Mole fraction of pentane: 0.45.

Explanation:

So, you know that you're dealing with a solution that contains pentane and hexane in a `1:4` mole ratio.

You also know that the vapor pressure of the two pure hydrocarbons at `20^@"C"` are 400 mmHg and 120 mmHg, respectively.

This means that you can use Raoult's Law to determine what the vapor pressure of the mixture will be. According to Raoult's Law, the partial pressure of a component in a solution is equal to the vapor pressure of the pure component multiplied by its mole fraction in the solution.

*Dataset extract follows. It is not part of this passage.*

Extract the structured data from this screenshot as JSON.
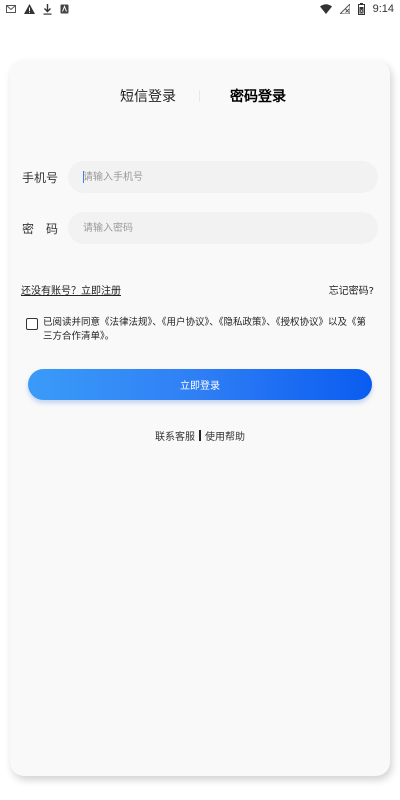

Moreover, the vapor pressure of the solution is equal to the sum of the individual vapor pressures, in this context called partial pressures, of its components.

So, the partial pressure of pentane and of hexane will be

`P_p = chi_p * P_p^@`

and

`P_h = chi_h * P_h^@`

The mole fraction of a substance that's part of a mixture is defined as the number of moles of that substance divided by the total number of moles present in the mixture.

This means that you have

`chi_p = n_p/(n_p + n_h)` and `chi_h = n_h/(n_p + n_h)`

Use the aforementioned mole ratio to find a relationship between `n_p` and `n_h`.

`n_p/n_h = 1/4 => n_h = 4 * n_p`

The two mole fractions become

`chi_n = n_p/(n_p + 4n_p) = cancel(n_p)/(5cancel(n_p)) = 1/5` and

`chi_h = (4n_p)/(n_p + 4n_p) = (4cancel(n_p))/(5cancel(n_p)) = 4/5`

The total vapor pressure of the mixture will thus be

`P_"total" = P_p + P_h`

`P_"total" = underbrace(1/5 * "400 mmHg")_(color(blue)(P_p)) + underbrace(4/5 * "120 mmHg")_(color(blue)(P_h)) = "176 mmHg"`

To get the mole fraction of pentane in the vapor phase, use the fact that you know the vapor pressure of pentane in solution.

`underbrace(P_"p solution")_(color(blue)(P_p)) = chi_"p vapor" * P_"total"`

`P_p = chi_"p vapor" * P_"total" => chi_"p vapor" = P_p/P_"total"`

`chi_"p vapor" = (80cancel("mmHg"))/(176cancel("mmHg")) = color(green)(0.45)`

SIDE NOTE I left the answer rounded to two sig figs.